Une décision très rapide qui a surpris tout le monde, mais qui se comprend vu la lourde défaite de la gauche. Habituellement, le parti de Sanchez, le Parti socialiste ouvrier espagnol (PSOE) et Podemos, formation de gauche radicale et partenaire de coalition du PSOE, sortent vainqueurs de ces élections. Mais pas cette fois. Ce sont les partis les plus à droite qui ont eu les faveurs des votants, principalement le Parti populaire (PP) ainsi que Vox, formation d’extrême droite lancée il y a moins de 10 ans. L'actuel chef du gouvernement espère certainement que les résultats de mai ont créé un électrochoc, qui mènera les électeurs de gauche vers les urnes.
Pour ces élections législatives, un duel oppose donc deux blocs, celui du conservatisme avec le PP et Vox, d’un côté contre celui de la gauche avec le PSOE, qui devrait s’allier cette fois avec Sumar, le mouvement écologiste et féministe de Yolanda Diaz, ancienne ministre du Travail, qui rassemble une quinzaine de plus petits partis de gauche. Surtout, il s’agit d’une formation moins clivante que Podemos, dont les relations parfois tendues au sein de la coalition ont joué sur la popularité du gouvernement.
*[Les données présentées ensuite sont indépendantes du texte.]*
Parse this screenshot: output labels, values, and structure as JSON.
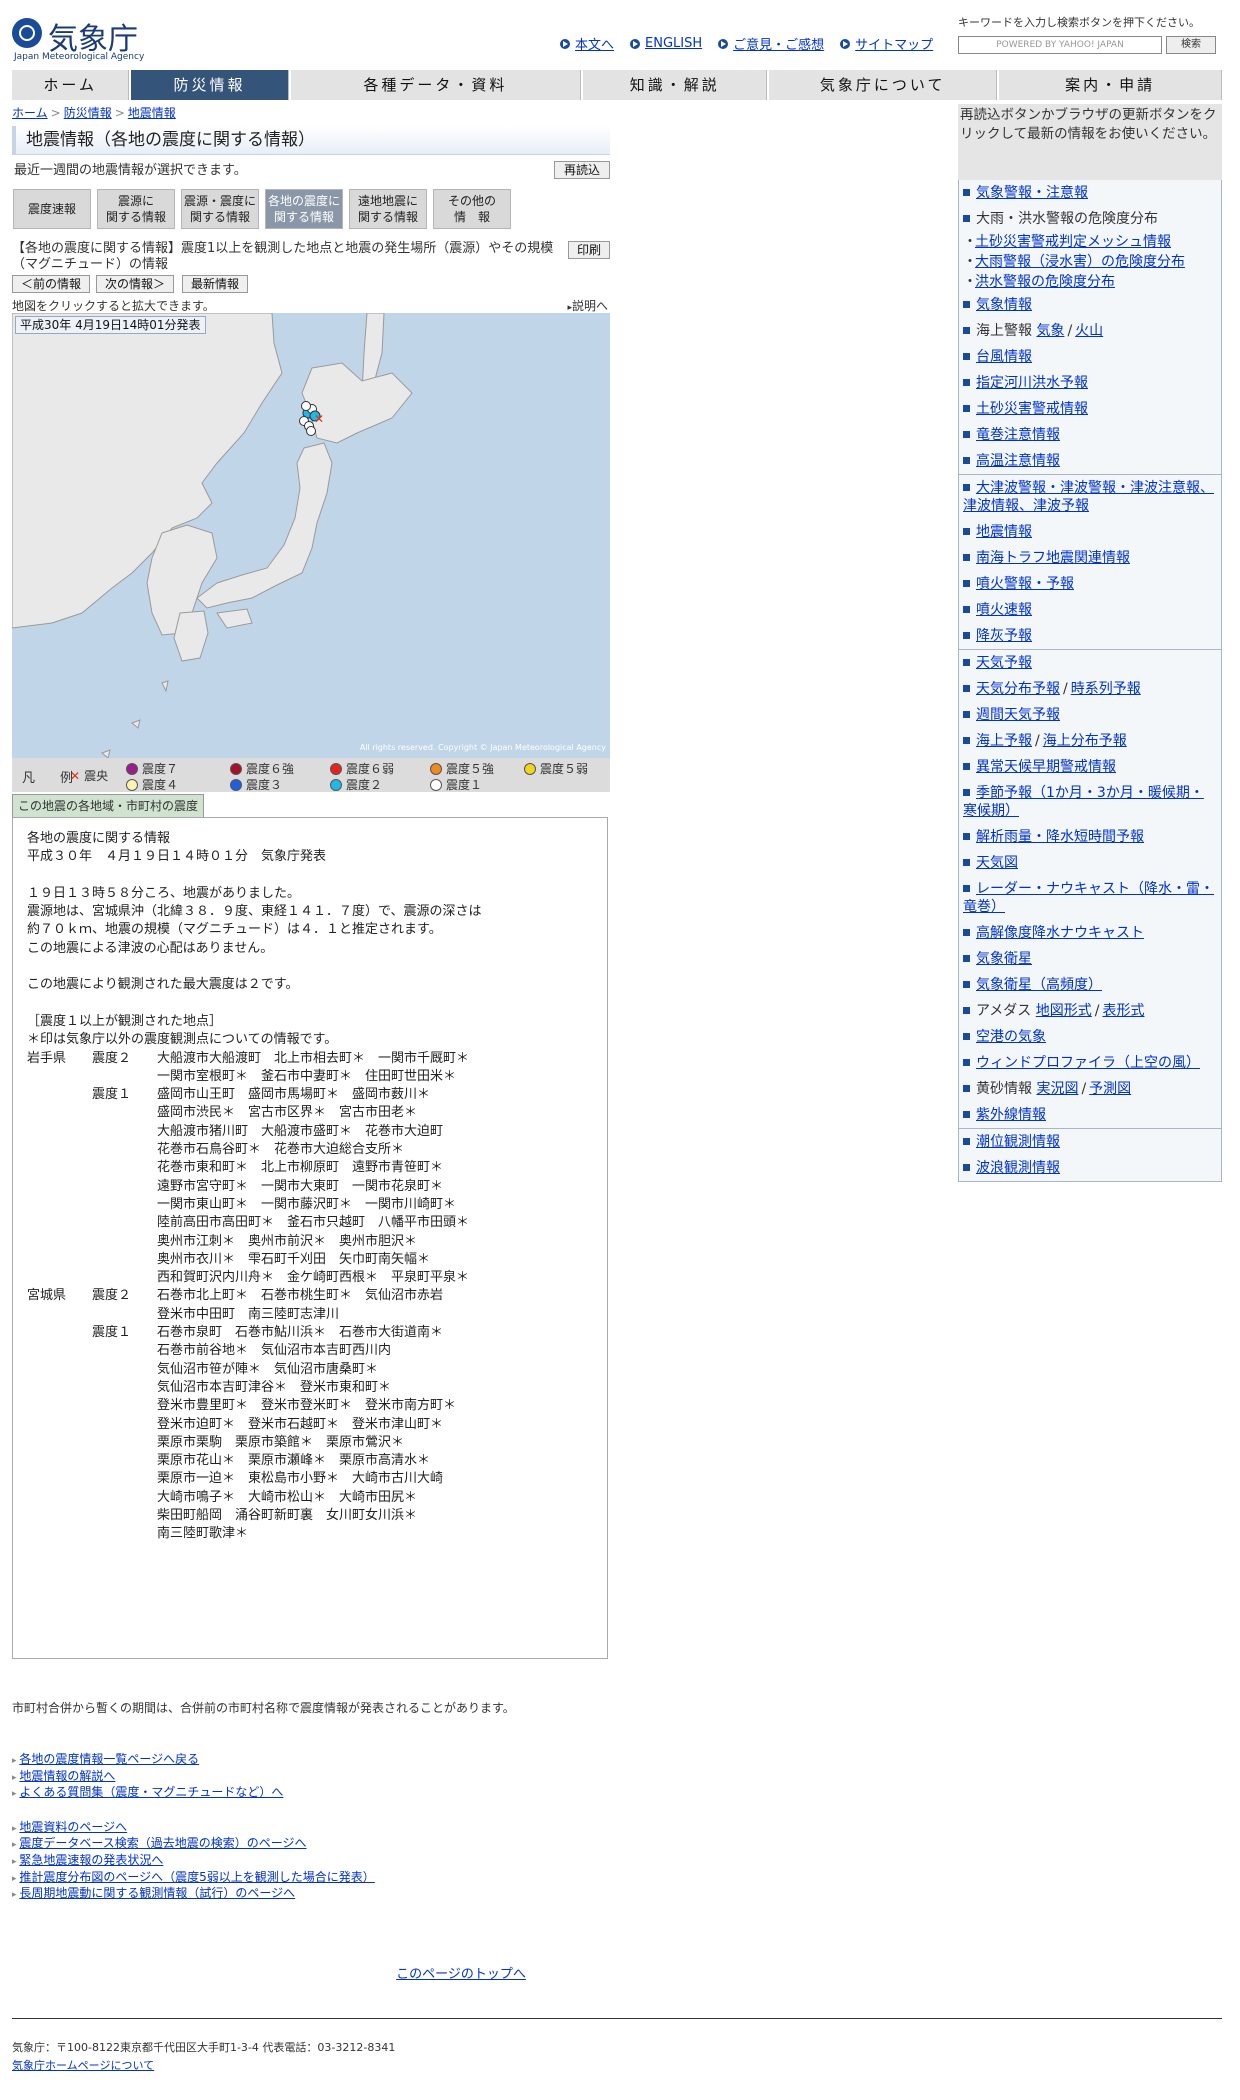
{
  "header": {
    "logo_jp": "気象庁",
    "logo_en": "Japan Meteorological Agency",
    "links": [
      "本文へ",
      "ENGLISH",
      "ご意見・ご感想",
      "サイトマップ"
    ],
    "search_hint": "キーワードを入力し検索ボタンを押下ください。",
    "search_placeholder": "POWERED BY YAHOO! JAPAN",
    "search_button": "検索"
  },
  "nav": [
    "ホーム",
    "防災情報",
    "各種データ・資料",
    "知識・解説",
    "気象庁について",
    "案内・申請"
  ],
  "breadcrumb": [
    "ホーム",
    "防災情報",
    "地震情報"
  ],
  "page_title": "地震情報（各地の震度に関する情報）",
  "subline": "最近一週間の地震情報が選択できます。",
  "reload_button": "再読込",
  "tabs": [
    "震度速報",
    "震源に\n関する情報",
    "震源・震度に\n関する情報",
    "各地の震度に\n関する情報",
    "遠地地震に\n関する情報",
    "その他の\n情　報"
  ],
  "description": "【各地の震度に関する情報】震度1以上を観測した地点と地震の発生場所（震源）やその規模（マグニチュード）の情報",
  "print_button": "印刷",
  "nav_buttons": [
    "＜前の情報",
    "次の情報＞",
    "最新情報"
  ],
  "map_hint": "地図をクリックすると拡大できます。",
  "explain_link": "説明へ",
  "map_time": "平成30年 4月19日14時01分発表",
  "map_copyright": "All rights reserved. Copyright © Japan Meteorological Agency",
  "legend": {
    "title": "凡　例",
    "epicenter": "震央",
    "items": [
      {
        "label": "震度７",
        "color": "#9b1d8c"
      },
      {
        "label": "震度６強",
        "color": "#a8102a"
      },
      {
        "label": "震度６弱",
        "color": "#e8231f"
      },
      {
        "label": "震度５強",
        "color": "#f08a1f"
      },
      {
        "label": "震度５弱",
        "color": "#f0d41f"
      },
      {
        "label": "震度４",
        "color": "#fff3b0"
      },
      {
        "label": "震度３",
        "color": "#2060e0"
      },
      {
        "label": "震度２",
        "color": "#20b8e8"
      },
      {
        "label": "震度１",
        "color": "#ffffff"
      }
    ]
  },
  "city_tab": "この地震の各地域・市町村の震度",
  "report_text": "各地の震度に関する情報\n平成３０年　４月１９日１４時０１分　気象庁発表\n\n１９日１３時５８分ころ、地震がありました。\n震源地は、宮城県沖（北緯３８．９度、東経１４１．７度）で、震源の深さは\n約７０ｋｍ、地震の規模（マグニチュード）は４．１と推定されます。\nこの地震による津波の心配はありません。\n\nこの地震により観測された最大震度は２です。\n\n［震度１以上が観測された地点］\n＊印は気象庁以外の震度観測点についての情報です。\n岩手県　　震度２　　大船渡市大船渡町　北上市相去町＊　一関市千厩町＊\n　　　　　　　　　　一関市室根町＊　釜石市中妻町＊　住田町世田米＊\n　　　　　震度１　　盛岡市山王町　盛岡市馬場町＊　盛岡市薮川＊\n　　　　　　　　　　盛岡市渋民＊　宮古市区界＊　宮古市田老＊\n　　　　　　　　　　大船渡市猪川町　大船渡市盛町＊　花巻市大迫町\n　　　　　　　　　　花巻市石鳥谷町＊　花巻市大迫総合支所＊\n　　　　　　　　　　花巻市東和町＊　北上市柳原町　遠野市青笹町＊\n　　　　　　　　　　遠野市宮守町＊　一関市大東町　一関市花泉町＊\n　　　　　　　　　　一関市東山町＊　一関市藤沢町＊　一関市川崎町＊\n　　　　　　　　　　陸前高田市高田町＊　釜石市只越町　八幡平市田頭＊\n　　　　　　　　　　奥州市江刺＊　奥州市前沢＊　奥州市胆沢＊\n　　　　　　　　　　奥州市衣川＊　雫石町千刈田　矢巾町南矢幅＊\n　　　　　　　　　　西和賀町沢内川舟＊　金ケ崎町西根＊　平泉町平泉＊\n宮城県　　震度２　　石巻市北上町＊　石巻市桃生町＊　気仙沼市赤岩\n　　　　　　　　　　登米市中田町　南三陸町志津川\n　　　　　震度１　　石巻市泉町　石巻市鮎川浜＊　石巻市大街道南＊\n　　　　　　　　　　石巻市前谷地＊　気仙沼市本吉町西川内\n　　　　　　　　　　気仙沼市笹が陣＊　気仙沼市唐桑町＊\n　　　　　　　　　　気仙沼市本吉町津谷＊　登米市東和町＊\n　　　　　　　　　　登米市豊里町＊　登米市登米町＊　登米市南方町＊\n　　　　　　　　　　登米市迫町＊　登米市石越町＊　登米市津山町＊\n　　　　　　　　　　栗原市栗駒　栗原市築館＊　栗原市鶯沢＊\n　　　　　　　　　　栗原市花山＊　栗原市瀬峰＊　栗原市高清水＊\n　　　　　　　　　　栗原市一迫＊　東松島市小野＊　大崎市古川大崎\n　　　　　　　　　　大崎市鳴子＊　大崎市松山＊　大崎市田尻＊\n　　　　　　　　　　柴田町船岡　涌谷町新町裏　女川町女川浜＊\n　　　　　　　　　　南三陸町歌津＊",
  "merge_note": "市町村合併から暫くの期間は、合併前の市町村名称で震度情報が発表されることがあります。",
  "links1": [
    "各地の震度情報一覧ページへ戻る",
    "地震情報の解説へ",
    "よくある質問集（震度・マグニチュードなど）へ"
  ],
  "links2": [
    "地震資料のページへ",
    "震度データベース検索（過去地震の検索）のページへ",
    "緊急地震速報の発表状況へ",
    "推計震度分布図のページへ（震度5弱以上を観測した場合に発表）",
    "長周期地震動に関する観測情報（試行）のページへ"
  ],
  "page_top": "このページのトップへ",
  "footer": {
    "address": "気象庁：〒100-8122東京都千代田区大手町1-3-4 代表電話：03-3212-8341",
    "about": "気象庁ホームページについて"
  },
  "side": {
    "note": "再読込ボタンかブラウザの更新ボタンをクリックして最新の情報をお使いください。",
    "g1": {
      "warning": "気象警報・注意報",
      "risk": "大雨・洪水警報の危険度分布",
      "sub1": "土砂災害警戒判定メッシュ情報",
      "sub2": "大雨警報（浸水害）の危険度分布",
      "sub3": "洪水警報の危険度分布",
      "weather_info": "気象情報",
      "marine": "海上警報",
      "marine_weather": "気象",
      "marine_volcano": "火山",
      "typhoon": "台風情報",
      "river": "指定河川洪水予報",
      "landslide": "土砂災害警戒情報",
      "tornado": "竜巻注意情報",
      "heat": "高温注意情報"
    },
    "g2": {
      "tsunami": "大津波警報・津波警報・津波注意報、津波情報、津波予報",
      "earthquake": "地震情報",
      "nankai": "南海トラフ地震関連情報",
      "eruption": "噴火警報・予報",
      "eruption_flash": "噴火速報",
      "ashfall": "降灰予報"
    },
    "g3": {
      "forecast": "天気予報",
      "dist": "天気分布予報",
      "timeseries": "時系列予報",
      "weekly": "週間天気予報",
      "sea": "海上予報",
      "sea_dist": "海上分布予報",
      "early": "異常天候早期警戒情報",
      "seasonal": "季節予報（1か月・3か月・暖候期・寒候期）",
      "analysis": "解析雨量・降水短時間予報",
      "chart": "天気図",
      "radar": "レーダー・ナウキャスト（降水・雷・竜巻）",
      "hires": "高解像度降水ナウキャスト",
      "satellite": "気象衛星",
      "satellite_hf": "気象衛星（高頻度）",
      "amedas": "アメダス",
      "amedas_map": "地図形式",
      "amedas_table": "表形式",
      "airport": "空港の気象",
      "profiler": "ウィンドプロファイラ（上空の風）",
      "yellow_sand": "黄砂情報",
      "ys_real": "実況図",
      "ys_fore": "予測図",
      "uv": "紫外線情報"
    },
    "g4": {
      "tide": "潮位観測情報",
      "wave": "波浪観測情報"
    }
  }
}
D’après El Païs, c’est le PP qui arriverait en tête des intentions de vote (32,9%), suivi par le PSOE (28,7%). Ils auront donc besoin de former une coalition pour obtenir la majorité. Les scores des autres partis seront alors essentiels. Et selon les derniers sondages, Sumar (13,7%) et Vox (13,5%) sont au coude-à-coude.
Alberto Nuñez Feijoo , le président du Parti populaire, a déclaré ne pas exclure une alliance avec Vox si cela est nécessaire, comme c’est déjà le cas à d’autres niveaux de pouvoirs.
Alberto Nunez Feijoo, la candidat du Parti Populaire. (@Belga Image)
Depuis les élections de mai, Vox est déjà présent dans toutes les assemblées régionales du pays et il l’était déjà au Congrès avec plus de 50 sièges depuis 2019. Crée il y a seulement 10 ans par des anciens du PP qui n’appréciaient pas les relations de leur parti avec les indépendantistes catalans, Vox est un parti avant tout nationaliste, qui a vu son succès croitre lorsque la Catalogne a voulu prendre son indépendance. Vox a alors su conquérir certains partisans d’une Espagne unie.
Le candidat Vox Santiago Abascal lors de son discours de fin de campagne ce 21 juillet. (@Belga Image)
Le programme du parti est ultraconservateur et son modèle est la famille catholique traditionnelle. «Vox est un parti climatosceptique, islamophobe, qui ne reconnaît pas l'existence des violences faites aux femmes», a expliqué la politologue Maria Elisa Alonso, enseignante à l'Université de Lorraine, à Franceinfo. Sans surprise, un de leurs axes de campagne est la criminalité, imputée aux migrants, que les élus veulent renvoyer dans leur pays d’origine. Pour la chercheuse, Vox s’inscrit dans la lignée des autres partis européens d’extrême droite qui gouvernent, comme la Hongrie de Viktor Orban ou l'Italie de Giorgia Meloni.
Le parti séduit aussi les anciens partisans du Franquisme. «Après la mort de Franco, ses partisans étaient toujours présents, mais ils n'avaient plus de moyens de s'exprimer», poursuit Maria Elisa Alonso. «Ils attendaient une force politique qui réponde à l'idéologie du franquisme, et c'est Vox». Le parti ne s’affiche pas ouvertement comme franquiste, mais maintient une certaine ambiguïté sur le sujet.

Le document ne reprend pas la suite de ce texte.